When I was born, the midwife handed me to my parents – their first born – and said, “It’s a girl! What are you going to call her?”
“Counceletta,” they replied.
“What?!”, exclaimed the midwife. “You can’t call a child that! I am not giving you your baby until you change your mind.”
This is the tale I have grown up being told and eventually begun to relate myself.
I am sure she was joking. But they did change their minds and I am not called Counceletta.
Only, they did still give me an unusual name.
Whenever I am introduced to people, have to give my name, or hand over identification documents, it is almost always commented on.
I have never had to follow up my name with an initial or precede it with an adjective to distinguish me from the others.
At junior school I was a little bit resentful of my name. I don’t remember ever really wanting to be called something else. But I sometimes wished it didn’t invite so much attention, unfortunate rhyming attempts and, well, name-calling.
But by the time I was 11 I had learned to fully embrace my name. Although I mostly chose to shorten it, I was no longer embarrassed of it, in any of its forms.
I even went as far as to tell my parents that I had decided our surname was incredibly dull and that the moment I turned 18 I fully intended to change mine to ‘Rainbow’.

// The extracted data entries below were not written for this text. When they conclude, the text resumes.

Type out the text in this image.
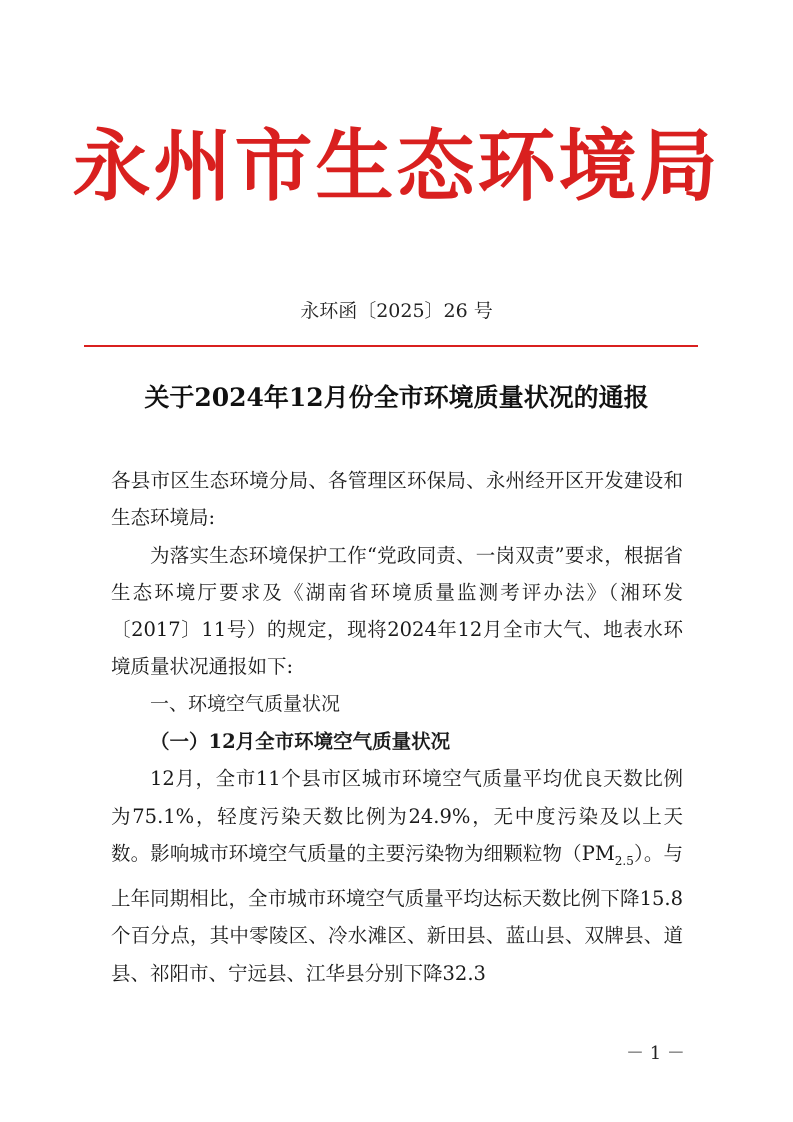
永州市生态环境局
永环函〔2025〕26 号
关于2024年12月份全市环境质量状况的通报

各县市区生态环境分局、各管理区环保局、永州经开区开发建设和生态环境局:

为落实生态环境保护工作“党政同责、一岗双责”要求，根据省生态环境厅要求及《湖南省环境质量监测考评办法》（湘环发〔2017〕11号）的规定，现将2024年12月全市大气、地表水环境质量状况通报如下:

一、环境空气质量状况

（一）12月全市环境空气质量状况

12月，全市11个县市区城市环境空气质量平均优良天数比例为75.1%，轻度污染天数比例为24.9%，无中度污染及以上天数。影响城市环境空气质量的主要污染物为细颗粒物$(PM_{2.5})$。与上年同期相比，全市城市环境空气质量平均达标天数比例下降15.8个百分点，其中零陵区、冷水滩区、新田县、蓝山县、双牌县、道县、祁阳市、宁远县、江华县分别下降32.3

－ 1 －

I honestly was not as obnoxious a child as that might make me sound. But I hope it serves to illustrate that I was no wallflower.
I was not the star of the school plays, the head girl, the queen bee of the cool kids or the class hotty. But I am relatively confident and outgoing, and I believe I owe part of that to my name.
I suppose it is something I feel I have to live up to.
And so when it came to choosing a name for my daughter, it was important that I pass that challenge on to her.
By contrast, her father hates his name. He thinks it is boring and overused and has bad associations.
It is a name often given to the ‘regular guy’ in TV adverts, and always pops up in reality shows.
So it was really important for him that we give our child a name that was unique and interesting.
At the same time, we did not want to brand our daughter for life with a name that says, “My parents are pretentious bores and I will pay the price for their attempt to be ‘quirky’ for the rest of my life.”
It is an extremely tightly-run gauntlet between picking a name that makes you stand out from the crowd, yet still holds gravitas.
We chose a traditional Edwardian name that has fallen out of fashion, which we think is pretty, elegant, and just unusual enough to be character-building.
It was to our horror that we realised Edwardian girls’ names are having a revival, and so our attempt to be different could easily have backfired. But we have been relieved to see that our daughter’s name has been absent from every Top 100 Baby Names list so far. And she has two middle names as back up…
I am not trying to do down the Williams and Kates of this world. Nor the Olivers and Olivias – as the Top Baby Names of 2016 turned out to be.
They have all got just as much chance of turning out to be brilliant and changing the world if they want to, and some of them will.
But having worked hard to be more than just an unusual name, I believe I am giving my daughter a good start in life.
And if she is a wallflower… she will still smell just as sweet.